Underground Website Used for Black Market Drug Sales Bigger Than The Original, Report Says
Federal shut-down of Silk Road was only speed bump, report says.
April 30, 2014 -- In September, the FBI arrested the man alleged to be running Silk Road, an underground website known as a hidden online haven for drug trafficking, and a federal judge shut down the site with a prominent notice declaring “this hidden site has been seized.”
The man who allegedly ran the site under the pseudonym Dread Pirate Roberts is in jail awaiting trial on a raft of federal drug trafficking and money laundering charges.
But Silk Road is not only back up and running – a new version is more vibrant than ever, according to a report published today (PDF) by the Digital Citizens Alliance, a coalition of consumers, businesses, and Internet experts focused on educating the public and policymakers about online threats.
“The online black market economy has done a complete somersault in the six months since the fall of the original Silk Road,” the watchdog group has found. “New players have arisen, including a second incarnation of ‘Dread Pirate Roberts’ and a revived Silk Road (which seems to be thriving, even after law enforcement arrested and charged some of the new site’s prominent figures) has replaced the original.”
Among the findings in the report are approximately 13,648 listings for drugs are now available on Silk Road compared to the 13,000 that were listed shortly before the FBI arrested alleged mastermind Ross Ulbricht and shut down the original site.
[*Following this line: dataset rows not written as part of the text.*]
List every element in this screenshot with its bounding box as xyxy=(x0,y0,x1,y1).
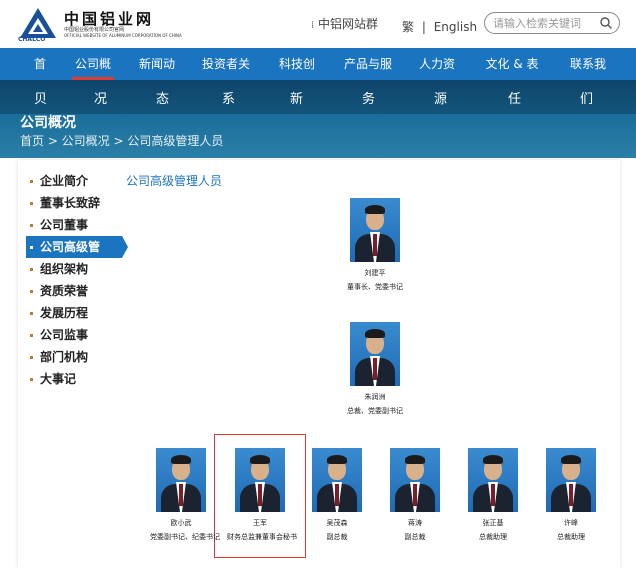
person-photo xyxy=(390,448,440,512)
person-card[interactable]: 吴茂森 副总裁 xyxy=(308,448,366,542)
person-name: 许峰 xyxy=(564,519,578,527)
sidebar-item-honors[interactable]: 资质荣誉 xyxy=(26,280,122,302)
person-card[interactable]: 刘建平 董事长、党委书记 xyxy=(346,198,404,292)
site-group-label: 中铝网站群 xyxy=(318,17,379,31)
slogan-char: 新 xyxy=(290,92,304,107)
lang-traditional-link[interactable]: 繁 xyxy=(402,20,414,34)
person-name: 蒋涛 xyxy=(408,519,422,527)
person-card[interactable]: 欧小武 党委副书记、纪委书记 xyxy=(150,448,220,542)
sidebar-item-directors[interactable]: 公司董事 xyxy=(26,214,122,236)
slogan-char: 况 xyxy=(94,92,108,107)
person-name: 吴茂森 xyxy=(326,519,348,527)
nav-item-culture[interactable]: 文化 & 表 xyxy=(476,48,548,80)
nav-item-tech[interactable]: 科技创 xyxy=(270,48,324,80)
sidebar-item-profile[interactable]: 企业简介 xyxy=(26,170,122,192)
person-photo xyxy=(350,322,400,386)
page-banner: 贝 况 态 系 新 务 源 任 们 公司概况 首页 > 公司概况 > 公司高级管… xyxy=(0,80,636,158)
sidebar-nav: 企业简介 董事长致辞 公司董事 公司高级管 组织架构 资质荣誉 发展历程 公司监… xyxy=(26,170,128,390)
nav-item-about[interactable]: 公司概 xyxy=(66,48,120,80)
person-name: 刘建平 xyxy=(364,269,386,277)
lang-separator: | xyxy=(421,20,426,34)
main-nav: 首 公司概 新闻动 投资者关 科技创 产品与服 人力资 文化 & 表 联系我 xyxy=(0,48,636,80)
person-title: 总裁助理 xyxy=(479,533,507,541)
person-card[interactable]: 朱润洲 总裁、党委副书记 xyxy=(346,322,404,416)
site-group-link[interactable]: ⁞ 中铝网站群 xyxy=(311,15,378,32)
person-name: 王军 xyxy=(253,519,267,527)
person-title: 总裁、党委副书记 xyxy=(347,407,403,415)
nav-item-investors[interactable]: 投资者关 xyxy=(194,48,258,80)
person-photo xyxy=(546,448,596,512)
search-box xyxy=(484,12,620,34)
section-title: 公司高级管理人员 xyxy=(126,174,223,188)
lang-english-link[interactable]: English xyxy=(434,20,477,34)
person-card[interactable]: 许峰 总裁助理 xyxy=(542,448,600,542)
person-name: 朱润洲 xyxy=(364,393,386,401)
slogan-char: 任 xyxy=(508,92,522,107)
person-title: 总裁助理 xyxy=(557,533,585,541)
search-icon[interactable] xyxy=(599,16,613,30)
breadcrumb[interactable]: 首页 > 公司概况 > 公司高级管理人员 xyxy=(20,132,223,149)
page-title: 公司概况 xyxy=(20,115,76,131)
person-photo xyxy=(156,448,206,512)
site-header: CHALCO 中国铝业网 中国铝业股份有限公司官网 OFFICIAL WEBSI… xyxy=(0,0,636,48)
nav-item-products[interactable]: 产品与服 xyxy=(336,48,400,80)
person-title: 财务总监兼董事会秘书 xyxy=(227,533,297,541)
nav-item-hr[interactable]: 人力资 xyxy=(410,48,464,80)
content-panel: 企业简介 董事长致辞 公司董事 公司高级管 组织架构 资质荣誉 发展历程 公司监… xyxy=(18,160,620,568)
sidebar-item-history[interactable]: 发展历程 xyxy=(26,302,122,324)
person-title: 副总裁 xyxy=(326,533,348,541)
site-subtitle-en: OFFICIAL WEBSITE OF ALUMINUM CORPORATION… xyxy=(64,33,182,38)
sidebar-item-supervisors[interactable]: 公司监事 xyxy=(26,324,122,346)
slogan-char: 们 xyxy=(580,92,594,107)
person-card[interactable]: 张正基 总裁助理 xyxy=(464,448,522,542)
slogan-char: 务 xyxy=(362,92,376,107)
slogan-char: 贝 xyxy=(34,92,48,107)
sidebar-item-departments[interactable]: 部门机构 xyxy=(26,346,122,368)
sidebar-item-org-structure[interactable]: 组织架构 xyxy=(26,258,122,280)
person-title: 党委副书记、纪委书记 xyxy=(150,533,220,541)
slogan-char: 态 xyxy=(156,92,170,107)
sidebar-item-senior-management[interactable]: 公司高级管 xyxy=(26,236,128,258)
site-subtitle-cn: 中国铝业股份有限公司官网 xyxy=(64,27,125,33)
person-photo xyxy=(350,198,400,262)
nav-item-contact[interactable]: 联系我 xyxy=(560,48,616,80)
grid-icon: ⁞ xyxy=(311,20,315,31)
person-name: 张正基 xyxy=(482,519,504,527)
slogan-char: 系 xyxy=(222,92,236,107)
search-input[interactable] xyxy=(493,15,597,31)
sidebar-item-milestones[interactable]: 大事记 xyxy=(26,368,122,390)
person-title: 董事长、党委书记 xyxy=(347,283,403,291)
person-photo xyxy=(235,448,285,512)
sidebar-item-chairman-speech[interactable]: 董事长致辞 xyxy=(26,192,122,214)
person-title: 副总裁 xyxy=(404,533,426,541)
language-switcher: 繁 | English xyxy=(402,18,477,35)
slogan-char: 源 xyxy=(434,92,448,107)
person-photo xyxy=(312,448,362,512)
person-card[interactable]: 王军 财务总监兼董事会秘书 xyxy=(227,448,297,542)
person-name: 欧小武 xyxy=(170,519,192,527)
person-photo xyxy=(468,448,518,512)
nav-item-home[interactable]: 首 xyxy=(22,48,58,80)
nav-item-news[interactable]: 新闻动 xyxy=(130,48,184,80)
person-card[interactable]: 蒋涛 副总裁 xyxy=(386,448,444,542)
logo-brand-text: CHALCO xyxy=(18,36,46,43)
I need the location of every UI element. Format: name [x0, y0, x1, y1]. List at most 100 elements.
And Silk Road and other “darknet” marketplaces continue to do steady business.
The “darknet” drug economy as a whole contains 75 percent more listings for drugs, according to the report, “Busted, But not Broken.”
A spokesman for the DEA declined to comment on the website’s resurgence.
Like the original Silk Road, the new site thrives on a dark underbelly of the internet often navigated by computer users with TOR, software that enables users to browse the Internet anonymously for purposes both legitimate and, in this case, illegitimate. According to federal court filings in the case against Ulbricht, the original site served as a marketplace where drug dealers are connected with buyers and have exchanged shipments of drugs for hundreds of millions of dollars-worth of Bitcoin, a type of online currency.
Nicolas Christin, a professor at Carnegie Mellon University, said the resurgence is evidence that the anonymous online marketplace for drugs is resilient.
“That just goes to show that people are still interested in partaking in this kind of activity, regardless of what happened to the original Silk Road,” Christin said.
Still, he said, attitudes towards the black market sites have changed somewhat, though not so much because of Ulbricht’s arrest or the threat of another law enforcement crack down. In the time since the FBI shut down the original Silk Road site there have been a number of instances where people were scammed into sending money for drugs, only to see the website disappear with the buyer’s money.
“What has been denting consumer confidence are some of the large scams on those marketplaces,” he said. “There is no longer a feeling of invincibility as there might have been during the heyday of the original Silk Road.”
Ulbricht's lawyer declined comment on the Silk Road resurgence. His client has pleaded not guilty.